Curtis Samuel, Ohio State (5-10 5/8, 196; 4.31 40; 37 vertical; 7.09 3-cone): Junior. Samuel ran the ball more than he caught the ball during three seasons at Ohio State. Regardless, he was a playmaker, which is why he’s garnered comparisons Percy Harvin. His blazing speed offers another comparison — to Kansas City’s Tyreek Hill. In 2016, he caught 74 passes for 865 yards (11.7) average and seven touchdowns and carried the ball 97 times for 771 yards (7.9) and eight touchdowns to earn first-team All-American honors. His career totals were 107 receptions for 1,249 yards (11.7) and nine scores and 172 rushes for 1,286 yards (7.5) and 15 scores. His drop rate ranked 20th.
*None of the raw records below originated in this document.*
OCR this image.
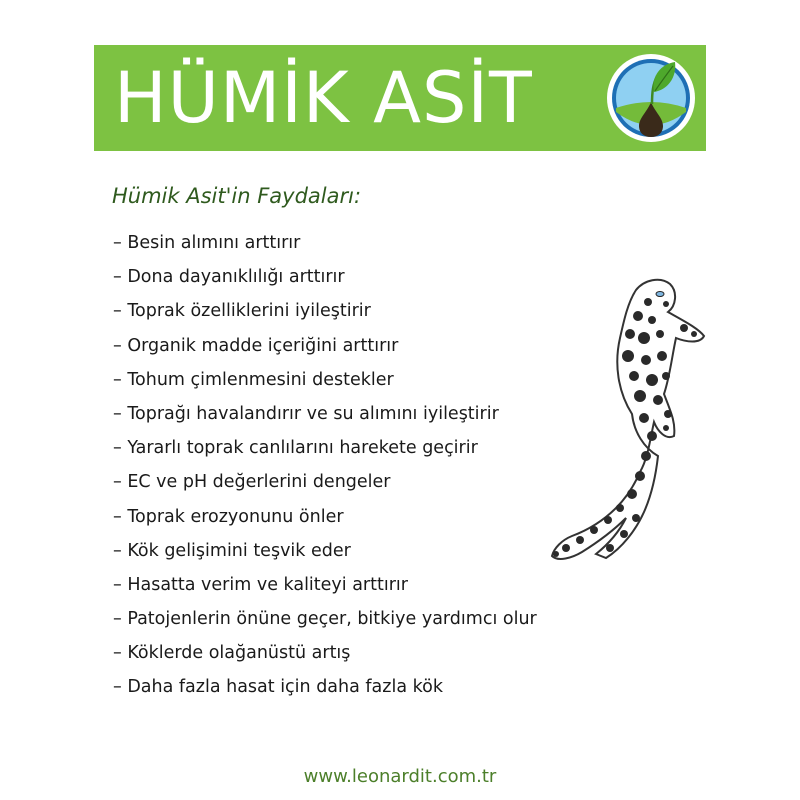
HÜMİK ASİT
Hümik Asit'in Faydaları:
– Besin alımını arttırır
– Dona dayanıklılığı arttırır
– Toprak özelliklerini iyileştirir
– Organik madde içeriğini arttırır
– Tohum çimlenmesini destekler
– Toprağı havalandırır ve su alımını iyileştirir
– Yararlı toprak canlılarını harekete geçirir
– EC ve pH değerlerini dengeler
– Toprak erozyonunu önler
– Kök gelişimini teşvik eder
– Hasatta verim ve kaliteyi arttırır
– Patojenlerin önüne geçer, bitkiye yardımcı olur
– Köklerde olağanüstü artış
– Daha fazla hasat için daha fazla kök
www.leonardit.com.tr
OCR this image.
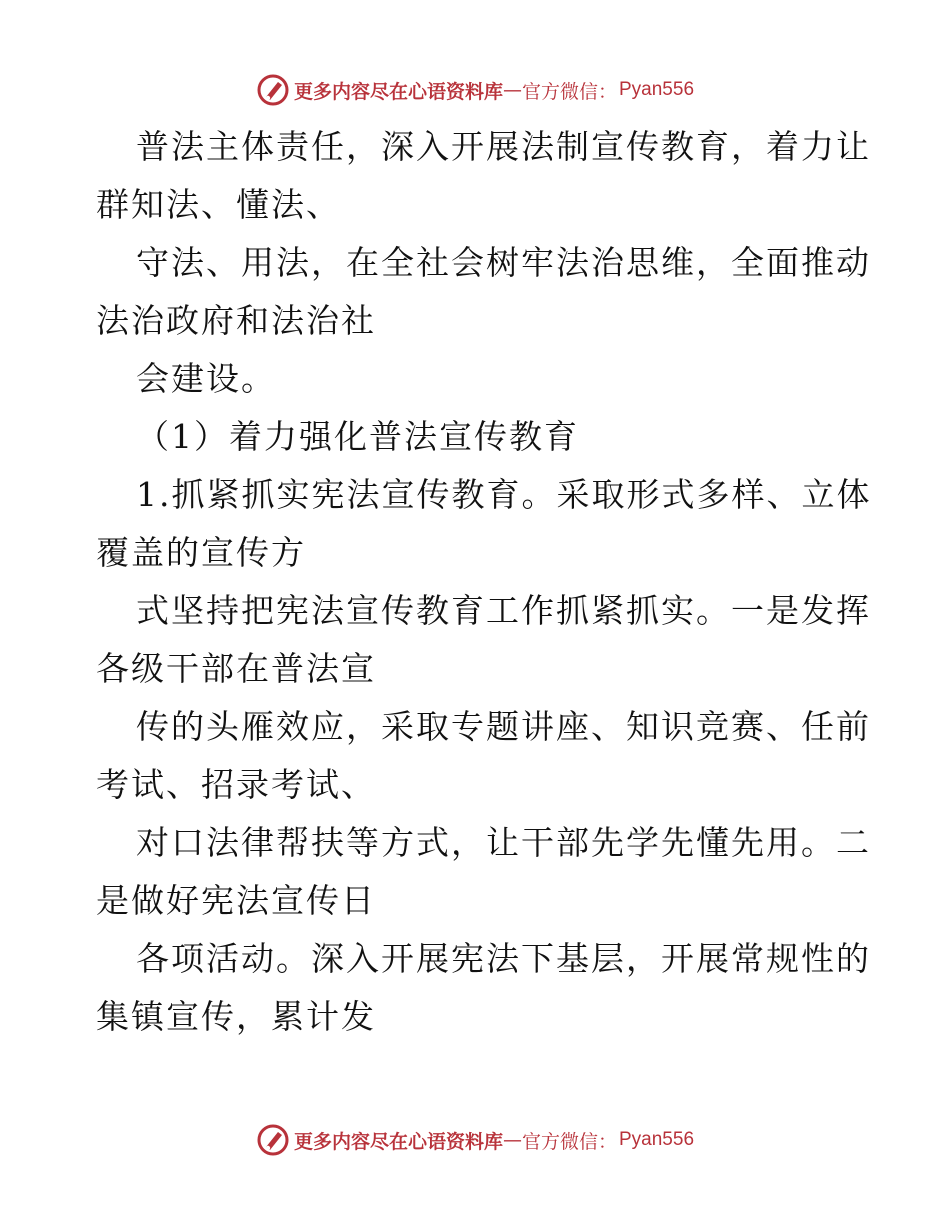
更多内容尽在心语资料库 — 官方微信： Pyan556
普法主体责任，深入开展法制宣传教育，着力让
群知法、懂法、
守法、用法，在全社会树牢法治思维，全面推动
法治政府和法治社
会建设。
（1）着力强化普法宣传教育
1.抓紧抓实宪法宣传教育。采取形式多样、立体
覆盖的宣传方
式坚持把宪法宣传教育工作抓紧抓实。一是发挥
各级干部在普法宣
传的头雁效应，采取专题讲座、知识竞赛、任前
考试、招录考试、
对口法律帮扶等方式，让干部先学先懂先用。二
是做好宪法宣传日
各项活动。深入开展宪法下基层，开展常规性的
集镇宣传，累计发
更多内容尽在心语资料库 — 官方微信： Pyan556
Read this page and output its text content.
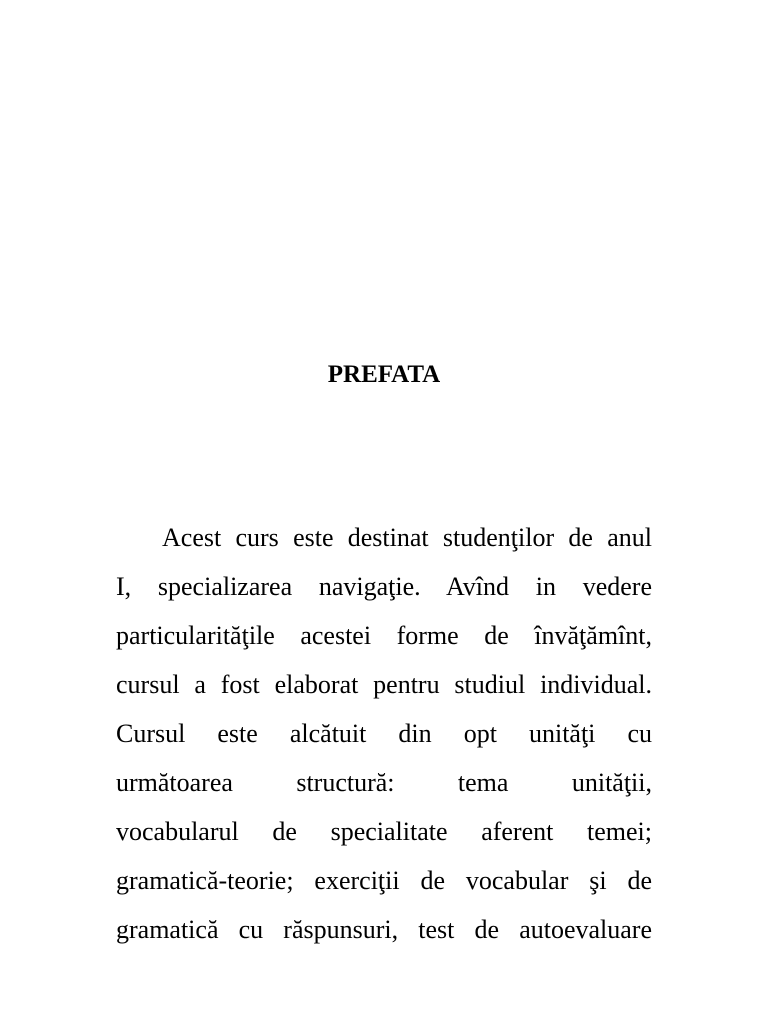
PREFATA
Acest curs este destinat studenţilor de anul
I, specializarea navigaţie. Avînd in vedere
particularităţile acestei forme de învăţămînt,
cursul a fost elaborat pentru studiul individual.
Cursul este alcătuit din opt unităţi cu
următoarea structură: tema unităţii,
vocabularul de specialitate aferent temei;
gramatică-teorie; exerciţii de vocabular şi de
gramatică cu răspunsuri, test de autoevaluare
Chad Hansen, Cal (6-1 7/8, 202; 4.53 40; 35 vertical; 6.74 3-cone): Junior. Hansen caught 45 passes at Idaho State in 2013 before transferring to Cal. After sitting out the 2014 season, Hansen made a modest impact in 2015 with just 19 catches. It was a different story in 2016, with Hansen catching 92 passes for 1,249 yards (13.6 average) and 11 touchdowns. How’s this for motivation: After his strong debut at Idaho State — the only school to offer a scholarship — Hansen began contemplating a transfer to a Power Five school. A coach at Arizona State had this to say: “You're not cut out to play at the Pac-12 level. You should just stay at Idaho State and continue your career there. That's probably the best and easiest way to go about things.” Hansen ranked third in our list of prospects in drop rate. Not coincidentally, he was one of seven receivers with 10-inch-plus hands. He was a premier deep threat, catching 16-of-35 for 480 yards and six scores. Like Davante Adams, Hansen overcomes average speed by doing everything else right.
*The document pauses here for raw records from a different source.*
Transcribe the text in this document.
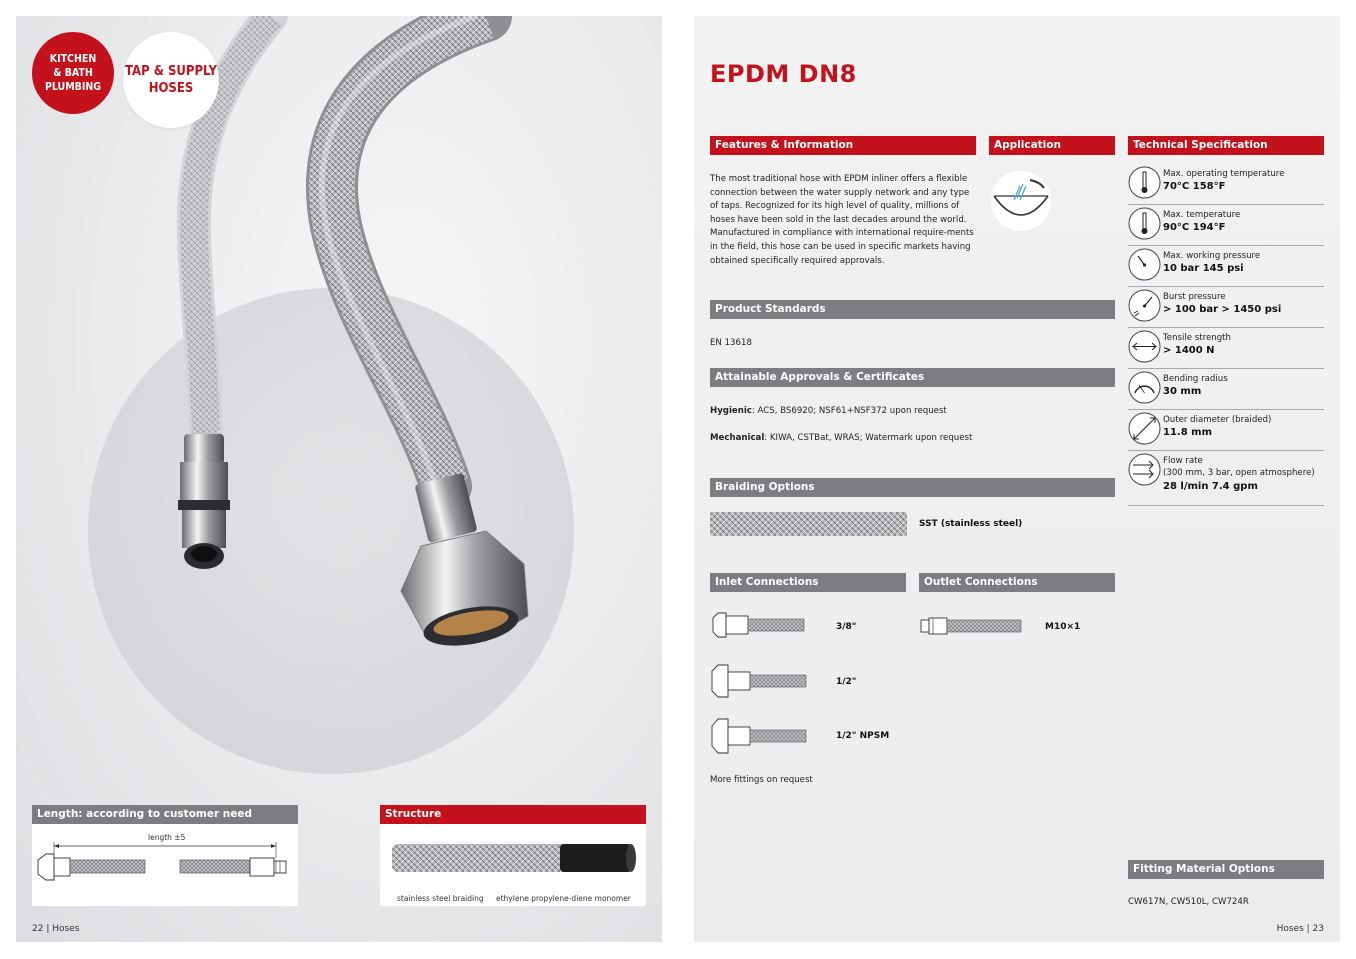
KITCHEN
& BATH
PLUMBING
TAP & SUPPLY
HOSES
Length: according to customer need
length ±5
Structure
stainless steel braiding ethylene propylene-diene monomer
22 | Hoses
EPDM DN8
Features & Information
The most traditional hose with EPDM inliner offers a flexible connection between the water supply network and any type of taps. Recognized for its high level of quality, millions of hoses have been sold in the last decades around the world. Manufactured in compliance with international require-ments in the field, this hose can be used in specific markets having obtained specifically required approvals.
Application
Product Standards
EN 13618
Attainable Approvals & Certificates
Hygienic: ACS, BS6920; NSF61+NSF372 upon request
Mechanical: KIWA, CSTBat, WRAS; Watermark upon request
Braiding Options
SST (stainless steel)
Inlet Connections	Outlet Connections
3/8"
1/2"
1/2" NPSM
M10×1
More fittings on request
Technical Specification
Max. operating temperature
70°C 158°F
Max. temperature
90°C 194°F
Max. working pressure
10 bar 145 psi
Burst pressure
> 100 bar > 1450 psi
Tensile strength
> 1400 N
Bending radius
30 mm
Outer diameter (braided)
11.8 mm
Flow rate
(300 mm, 3 bar, open atmosphere)
28 l/min 7.4 gpm
Fitting Material Options
CW617N, CW510L, CW724R
Hoses | 23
Amara Darboh, Michigan (6-1 5/8, 214; 4.45 40; 36 vertical; 6.81 3-cone): After not catching a pass as a freshman and missing the 2013 season with a foot injury, Darboh’s career flourished. He caught 151 passes for 2,062 yards (13.7 average) and 14 touchdowns the next three seasons. That includes back-to-back all-conference seasons of 58 catches, 727 yards and five touchdowns as a junior and 57 catches for 862 yards and seven touchdowns as a senior. His weight-room strength at the Combine showed up when he had to block. For having almost 10-inch hands, he dropped far too many passes (26th in drop rate). He also was a nonfactor on deep passes, with a 7-of-28 success rate. Darboh was born in Sierra Leone. His parents, Solimon and Kadita, died in a civil war when he was 2. He lived with relatives in the capital city of Freetown amid the violence, eventually seeking refuge in Gambia and then Senegal before coming to the United States when he was 7. “I remember quite a bit. I think what I did go through has helped me out throughout my life, and I know a lot of people have gone through tough times, as well. I won’t say it’s prepared me more than others but it’s helped me out a lot in my life.”
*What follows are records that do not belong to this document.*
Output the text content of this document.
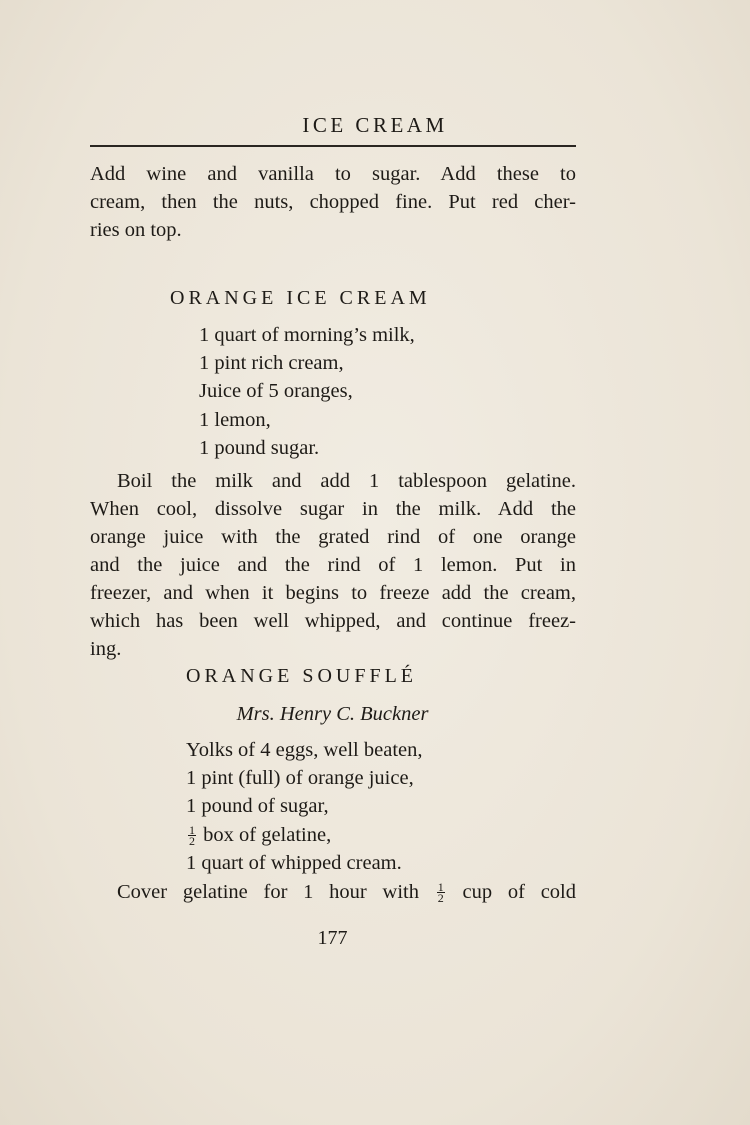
ICE CREAM
Add wine and vanilla to sugar. Add these to
cream, then the nuts, chopped fine. Put red cher-
ries on top.
ORANGE ICE CREAM
1 quart of morning’s milk,
1 pint rich cream,
Juice of 5 oranges,
1 lemon,
1 pound sugar.
Boil the milk and add 1 tablespoon gelatine.
When cool, dissolve sugar in the milk. Add the
orange juice with the grated rind of one orange
and the juice and the rind of 1 lemon. Put in
freezer, and when it begins to freeze add the cream,
which has been well whipped, and continue freez-
ing.
ORANGE SOUFFLÉ
Mrs. Henry C. Buckner
Yolks of 4 eggs, well beaten,
1 pint (full) of orange juice,
1 pound of sugar,
$\frac{1}{2}$ box of gelatine,
1 quart of whipped cream.
Cover gelatine for 1 hour with $\frac{1}{2}$ cup of cold
177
Taywan Taylor, Western Kentucky (5-11, 203; 4.50 40; 33.5 vertical; 6.57 3-cone): Taylor turned 253 receptions into 4,234 yards (16.7 average) and 41 touchdowns. That includes 17-touchdown seasons as a junior (86 catches, 1467 yards, 17.1 average) and senior (98 catches, 1,730 yards, 17.7 average), when he was a finalist for the Biletnikoff Award, which goes to the nation’s top receiver. The 2015 numbers were the best in school history; the 2016 numbers smashed the 2015 tallies. The number would have been even better had he not finished 21st in drop rate. His 948 yards and 11 touchdowns on deep passes — coming on 20-of-43 passes — are bigger numbers than most receivers had in general. He didn’t line up often in the slot but was second in the draft class with 4.85 yards per pass route. None other than Nick Saban said Taylor would be perhaps the best receiver his team would face all season — quite a comment considering Alabama faced Smith-Schuster and the SEC gauntlet.